Retinoids modulate cellular proliferation and mediate gene function through a series of nuclear receptors. The retinoic acid nuclear receptor β (RARβ) plays an important role in the differentiation of a number of cell types. We now demonstrate that RARβ expresion is confined to normal mammary tissue and is not expressed in either immortalized normal or malignant cell lines. Treatment of RARβ‐transfected MDA‐MB‐231 cells with 1 μM all‐trans‐retinoic acid (RA) significantly inhibited monolayer growth of the cells which express recombinant RARβ. RARβ‐expressing MDA‐MB‐231 cells formed significantly smaller and fewer colonies soft agar than the mock‐transfected cells. Addition of 1 μM RA stimulated colony size and number in the RARβ‐transfected MDA‐MB‐231 cells.

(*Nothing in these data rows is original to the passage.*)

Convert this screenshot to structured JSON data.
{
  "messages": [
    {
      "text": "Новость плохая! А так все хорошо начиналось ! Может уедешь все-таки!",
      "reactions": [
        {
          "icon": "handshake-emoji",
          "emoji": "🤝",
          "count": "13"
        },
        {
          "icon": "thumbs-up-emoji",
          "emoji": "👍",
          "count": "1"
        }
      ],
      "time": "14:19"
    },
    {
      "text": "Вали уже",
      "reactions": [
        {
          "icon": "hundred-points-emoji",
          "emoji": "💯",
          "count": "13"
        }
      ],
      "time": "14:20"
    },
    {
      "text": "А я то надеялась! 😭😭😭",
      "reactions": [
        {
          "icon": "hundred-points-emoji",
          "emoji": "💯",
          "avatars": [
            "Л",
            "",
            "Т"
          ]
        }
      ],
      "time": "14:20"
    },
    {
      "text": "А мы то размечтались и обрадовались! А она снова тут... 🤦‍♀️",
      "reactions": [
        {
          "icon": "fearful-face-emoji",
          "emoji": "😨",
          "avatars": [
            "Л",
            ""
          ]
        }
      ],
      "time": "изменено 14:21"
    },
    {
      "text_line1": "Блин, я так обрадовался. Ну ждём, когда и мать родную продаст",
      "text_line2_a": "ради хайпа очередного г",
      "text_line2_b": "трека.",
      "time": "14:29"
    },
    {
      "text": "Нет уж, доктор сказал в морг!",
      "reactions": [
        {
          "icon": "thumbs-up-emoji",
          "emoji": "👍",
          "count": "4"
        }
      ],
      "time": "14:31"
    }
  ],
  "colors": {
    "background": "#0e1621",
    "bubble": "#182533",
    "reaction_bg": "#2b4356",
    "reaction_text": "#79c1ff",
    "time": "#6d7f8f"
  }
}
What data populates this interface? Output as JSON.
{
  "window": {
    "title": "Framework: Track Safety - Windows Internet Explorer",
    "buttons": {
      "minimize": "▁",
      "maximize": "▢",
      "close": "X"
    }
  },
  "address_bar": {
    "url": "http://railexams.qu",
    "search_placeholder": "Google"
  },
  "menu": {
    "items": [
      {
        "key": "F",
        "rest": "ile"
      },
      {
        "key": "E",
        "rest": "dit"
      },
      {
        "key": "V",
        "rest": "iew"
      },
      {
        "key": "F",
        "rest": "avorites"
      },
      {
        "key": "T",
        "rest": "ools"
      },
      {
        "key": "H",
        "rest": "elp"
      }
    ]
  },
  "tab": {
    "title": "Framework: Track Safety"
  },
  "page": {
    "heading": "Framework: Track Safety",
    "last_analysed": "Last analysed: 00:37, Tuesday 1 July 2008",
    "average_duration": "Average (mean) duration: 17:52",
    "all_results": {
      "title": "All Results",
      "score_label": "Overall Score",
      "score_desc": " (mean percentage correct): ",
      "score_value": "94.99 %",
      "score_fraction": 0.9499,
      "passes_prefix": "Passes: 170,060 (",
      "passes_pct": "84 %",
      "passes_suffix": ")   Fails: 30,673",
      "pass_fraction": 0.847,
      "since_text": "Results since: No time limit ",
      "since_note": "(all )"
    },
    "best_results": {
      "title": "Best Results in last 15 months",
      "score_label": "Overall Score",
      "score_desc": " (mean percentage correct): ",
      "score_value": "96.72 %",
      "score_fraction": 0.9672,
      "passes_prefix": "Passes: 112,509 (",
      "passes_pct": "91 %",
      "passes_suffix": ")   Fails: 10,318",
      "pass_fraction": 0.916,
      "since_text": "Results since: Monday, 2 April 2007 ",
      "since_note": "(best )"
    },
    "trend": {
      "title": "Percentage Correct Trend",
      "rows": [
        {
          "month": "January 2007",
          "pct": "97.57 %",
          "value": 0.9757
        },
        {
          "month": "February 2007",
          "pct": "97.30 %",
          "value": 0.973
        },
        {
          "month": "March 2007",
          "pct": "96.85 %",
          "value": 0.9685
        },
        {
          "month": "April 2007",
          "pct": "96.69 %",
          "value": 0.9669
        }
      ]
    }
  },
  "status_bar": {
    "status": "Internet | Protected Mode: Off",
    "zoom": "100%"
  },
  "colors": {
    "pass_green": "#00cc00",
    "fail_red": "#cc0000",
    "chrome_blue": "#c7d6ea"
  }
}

In contast to the RARβ‐expressing cells, colony formation by the RARβ‐expressing cells was similar to the mock‐transfected controls and the addition of 1 μM RA to the RARα‐transfected cells inhibited colony formation. While demonstrating decreased colony formation in agar, RARβ‐expressing MDA‐MB‐231 cells failed to exhibit decreased growth in SCID mice. Our results show that RARβ functions as a negative regulator of growth in breast epithelial cells. In addition, the growth of these cells is differentially regulated by RARα and RARβ which is most likely the result to the modulation of different genes. © 1995 Wiley‐Liss Inc.